In the morning, I would hold her and we'd look in on the 'regular' pigeons. And she put up with my syringe feedings very sweetly. I felt pretty good about how she was doing but was hoping I could meet up with my busy pigeon expert, Dan, to see what he thought. After work on Tuesday, I brought Pearl to see him. Before touching her, he looked at her carefully for a long time. He liked her balance, her posture and her focus. Her poops looked good and he thought the rate of weight gain was nice. He said he saw pain in her eyes which was something I didn't see. I felt like she had gotten stranded out in the streets and, as a naive king, couldn't find anything to eat and so got herself starved past the point that she could recover from without support. I thought her poor condition was a result of being starved. It hadn't yet occurred to me that her being starved could be a symptom of her poor condition. And now she was warm and safe and getting yummy food baby-fed to her and going to work and making friends and I didn't think she was hurting.
The following day she seemed to show more progress. One of her new friends at work was able to coax her to eat a little from his hand and she didn't nap quite as much, instead spending more quality time with her new friends. I continued with the syringe feeding and was definitely starting to feel more optimistic except that night, after we got home, she was too tired for the final 5 CC feeding so I only gave her 3 or 4. I figured she had just had a big day.
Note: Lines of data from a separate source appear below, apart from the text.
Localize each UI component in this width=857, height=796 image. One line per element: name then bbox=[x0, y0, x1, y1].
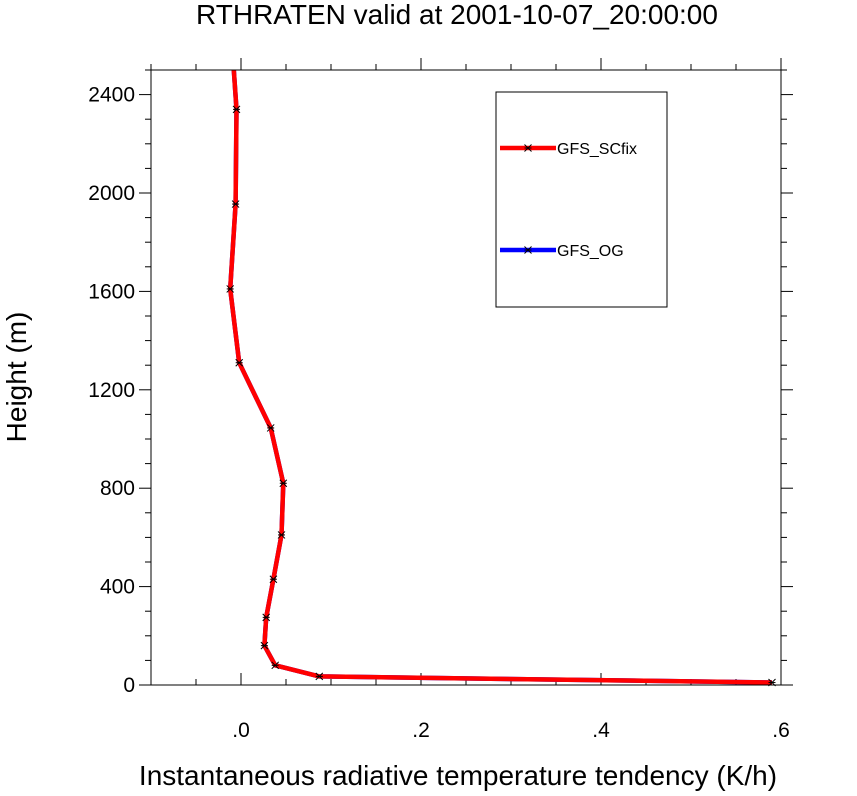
tick-labels: 0 400 800 1200 1600 2000 2400 .0 .2 .4 .6 bbox=[88, 84, 789, 742]
legend-marker bbox=[524, 246, 532, 254]
y-tick-label: 1600 bbox=[88, 280, 135, 303]
data-point-marker bbox=[231, 200, 240, 208]
data-point-marker bbox=[271, 661, 280, 670]
series-lines bbox=[226, 69, 776, 687]
data-point-marker bbox=[279, 479, 288, 488]
series-line-GFS_SCfix bbox=[227, 69, 773, 685]
data-point-marker bbox=[260, 641, 269, 650]
y-tick-label: 1200 bbox=[88, 379, 135, 402]
data-point-marker bbox=[232, 105, 241, 114]
chart-title: RTHRATEN valid at 2001-10-07_20:00:00 bbox=[196, 0, 718, 30]
y-tick-label: 2000 bbox=[88, 182, 135, 205]
data-point-marker bbox=[262, 613, 271, 622]
legend-marker bbox=[524, 144, 532, 152]
y-tick-label: 0 bbox=[123, 674, 135, 697]
legend-label: GFS_SCfix bbox=[557, 141, 637, 158]
y-axis-label: Height (m) bbox=[1, 312, 32, 443]
data-point-marker bbox=[269, 575, 278, 584]
x-tick-label: .0 bbox=[232, 719, 250, 742]
data-point-marker bbox=[235, 358, 244, 367]
plot-frame bbox=[150, 69, 782, 686]
y-tick-label: 800 bbox=[100, 477, 135, 500]
x-tick-label: .4 bbox=[592, 719, 610, 742]
y-tick-label: 400 bbox=[100, 576, 135, 599]
data-point-marker bbox=[315, 672, 324, 681]
series-line-GFS_OG bbox=[227, 69, 773, 685]
data-point-marker bbox=[277, 531, 286, 539]
legend-box bbox=[495, 91, 668, 308]
x-axis-label: Instantaneous radiative temperature tend… bbox=[139, 760, 777, 791]
legend: GFS_SCfix GFS_OG bbox=[495, 91, 668, 308]
x-tick-label: .2 bbox=[412, 719, 430, 742]
legend-label: GFS_OG bbox=[557, 243, 624, 260]
data-point-marker bbox=[266, 424, 275, 432]
y-tick-label: 2400 bbox=[88, 84, 135, 107]
data-point-marker bbox=[226, 285, 235, 293]
x-tick-label: .6 bbox=[772, 719, 790, 742]
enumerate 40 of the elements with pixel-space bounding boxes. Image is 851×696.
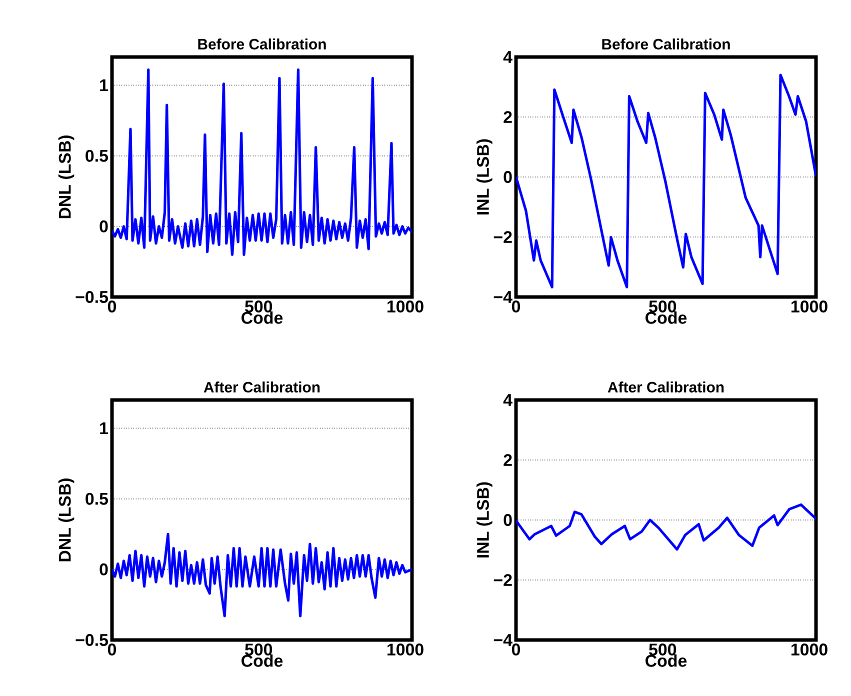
y-tick-label: 2 [504,111,512,123]
y-tick-label: 4 [503,51,512,63]
x-axis-title: Code [242,654,283,667]
y-tick-label: −2 [494,231,512,243]
y-axis-title: INL (LSB) [476,139,492,214]
y-tick-label: 0 [100,220,108,232]
line-series [112,532,412,618]
y-tick-label: 4 [503,394,512,406]
chart-title: After Calibration [204,382,320,392]
line-series [516,503,816,551]
y-tick-label: 0 [100,563,108,576]
y-tick-label: 0 [504,514,512,526]
line-series [112,68,412,256]
y-tick-label: −4 [494,634,512,646]
line-series [516,74,816,288]
y-tick-label: −2 [494,574,512,586]
x-axis-title: Code [646,311,687,324]
y-tick-label: −0.5 [76,291,108,303]
y-tick-label: 1 [100,79,108,92]
y-tick-label: −0.5 [76,634,108,646]
x-tick-label: 0 [512,300,520,313]
x-axis-title: Code [646,654,687,667]
x-tick-label: 1000 [791,300,828,313]
y-axis-title: INL (LSB) [476,482,492,558]
x-tick-label: 1000 [791,644,828,656]
y-axis-title: DNL (LSB) [58,136,74,218]
y-tick-label: −4 [494,291,512,303]
chart-title: After Calibration [608,382,724,392]
y-tick-label: 0.5 [86,492,108,505]
chart-title: Before Calibration [602,38,730,50]
y-tick-label: 0 [504,171,512,183]
y-tick-label: 2 [504,454,512,466]
y-axis-title: DNL (LSB) [58,478,74,562]
x-tick-label: 0 [512,644,520,656]
chart-title: Before Calibration [198,38,326,50]
x-tick-label: 1000 [387,300,424,313]
x-axis-title: Code [242,311,283,324]
y-tick-label: 0.5 [86,150,108,162]
y-tick-label: 1 [100,422,108,434]
x-tick-label: 1000 [387,644,424,656]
When I went downstairs to take care of the pigeons on Thursday morning, Pearl was sleeping in. I cleaned up for and fed the others first but she was still sleeping and not interested in her syringe breakfast. I fed her a little bit anyways and e-mailed my pigeon expert that she had taken a downturn. I took her to work and, as always, she rode in my lap but needed a little more steadying on the curves it seemed. I was worried. I started thinking that laid-off or not, I needed to take her to the vet.
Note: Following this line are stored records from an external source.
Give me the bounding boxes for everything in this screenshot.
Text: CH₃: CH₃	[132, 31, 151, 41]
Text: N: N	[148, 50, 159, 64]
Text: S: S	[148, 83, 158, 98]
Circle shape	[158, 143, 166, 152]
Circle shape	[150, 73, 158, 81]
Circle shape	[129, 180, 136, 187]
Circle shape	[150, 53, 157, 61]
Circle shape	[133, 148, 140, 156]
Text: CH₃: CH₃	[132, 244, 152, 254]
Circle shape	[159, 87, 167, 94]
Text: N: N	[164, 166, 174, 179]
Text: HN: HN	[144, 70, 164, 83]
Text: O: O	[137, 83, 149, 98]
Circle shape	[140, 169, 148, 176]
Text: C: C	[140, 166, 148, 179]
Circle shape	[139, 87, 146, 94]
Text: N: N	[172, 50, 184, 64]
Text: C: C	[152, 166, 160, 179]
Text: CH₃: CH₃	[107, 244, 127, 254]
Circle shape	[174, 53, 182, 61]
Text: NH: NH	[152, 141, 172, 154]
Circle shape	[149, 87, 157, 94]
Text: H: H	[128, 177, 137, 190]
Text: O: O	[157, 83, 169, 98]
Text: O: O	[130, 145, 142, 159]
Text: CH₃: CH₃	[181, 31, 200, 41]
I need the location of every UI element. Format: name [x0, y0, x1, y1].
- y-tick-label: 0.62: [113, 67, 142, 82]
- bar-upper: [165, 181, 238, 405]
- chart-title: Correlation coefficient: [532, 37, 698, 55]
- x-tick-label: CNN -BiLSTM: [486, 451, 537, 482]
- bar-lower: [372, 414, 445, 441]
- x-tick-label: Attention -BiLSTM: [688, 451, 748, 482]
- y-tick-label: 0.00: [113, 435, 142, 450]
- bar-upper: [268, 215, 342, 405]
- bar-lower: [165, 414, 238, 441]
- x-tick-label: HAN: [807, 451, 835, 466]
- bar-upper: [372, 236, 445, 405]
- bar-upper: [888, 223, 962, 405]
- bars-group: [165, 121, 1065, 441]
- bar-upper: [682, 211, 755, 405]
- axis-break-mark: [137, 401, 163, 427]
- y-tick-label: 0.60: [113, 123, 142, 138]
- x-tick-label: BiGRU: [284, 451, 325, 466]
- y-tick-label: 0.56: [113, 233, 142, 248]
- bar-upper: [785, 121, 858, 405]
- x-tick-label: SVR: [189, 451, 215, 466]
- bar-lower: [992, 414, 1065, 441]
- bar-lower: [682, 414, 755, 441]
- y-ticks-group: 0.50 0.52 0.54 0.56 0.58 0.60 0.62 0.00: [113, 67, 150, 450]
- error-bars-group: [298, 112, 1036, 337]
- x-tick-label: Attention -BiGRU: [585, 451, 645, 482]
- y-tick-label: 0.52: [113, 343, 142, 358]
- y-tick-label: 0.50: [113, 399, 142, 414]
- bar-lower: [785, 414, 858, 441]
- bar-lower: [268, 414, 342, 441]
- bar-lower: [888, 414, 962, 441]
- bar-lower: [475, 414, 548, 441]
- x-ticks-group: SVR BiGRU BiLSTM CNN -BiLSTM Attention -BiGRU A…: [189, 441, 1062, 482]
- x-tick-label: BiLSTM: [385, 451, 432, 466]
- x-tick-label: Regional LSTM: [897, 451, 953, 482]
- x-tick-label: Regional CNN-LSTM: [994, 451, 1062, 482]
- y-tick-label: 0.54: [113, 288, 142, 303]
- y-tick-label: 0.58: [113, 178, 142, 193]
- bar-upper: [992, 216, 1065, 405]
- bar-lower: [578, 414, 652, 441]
She didn't improve and I only fed her a little bit that morning. Shortly after noon she started to show signs of discomfort and her breathing got fast. I whispered to her and pet her and at 5 minutes to 1 she shuddered and I encouraged her to hang in there and not to give up and she shuddered again and she died.
My vet, Dr. Fern Van Sant, did a necropsy on Pearl and said that she had had a massive internal injury, probably from being kicked or hit by a car, that it went septic and that it had killed her. When I asked, she said she didn't think my bringing her in right away would have made any difference in our ability to save her but she may just have been being kind to say that. Either way, I wish I had. While facing lay-off and a finite number of future paychecks had me counting pennies in a new way, I wasn't (yet) broke. Pearl taught me that starvation is sometimes a result of the problem rather than the problem itself; to always handle and look over the kings carefully as soon as I first get the chance and that I'd rather take an animal to the vet than wish I had.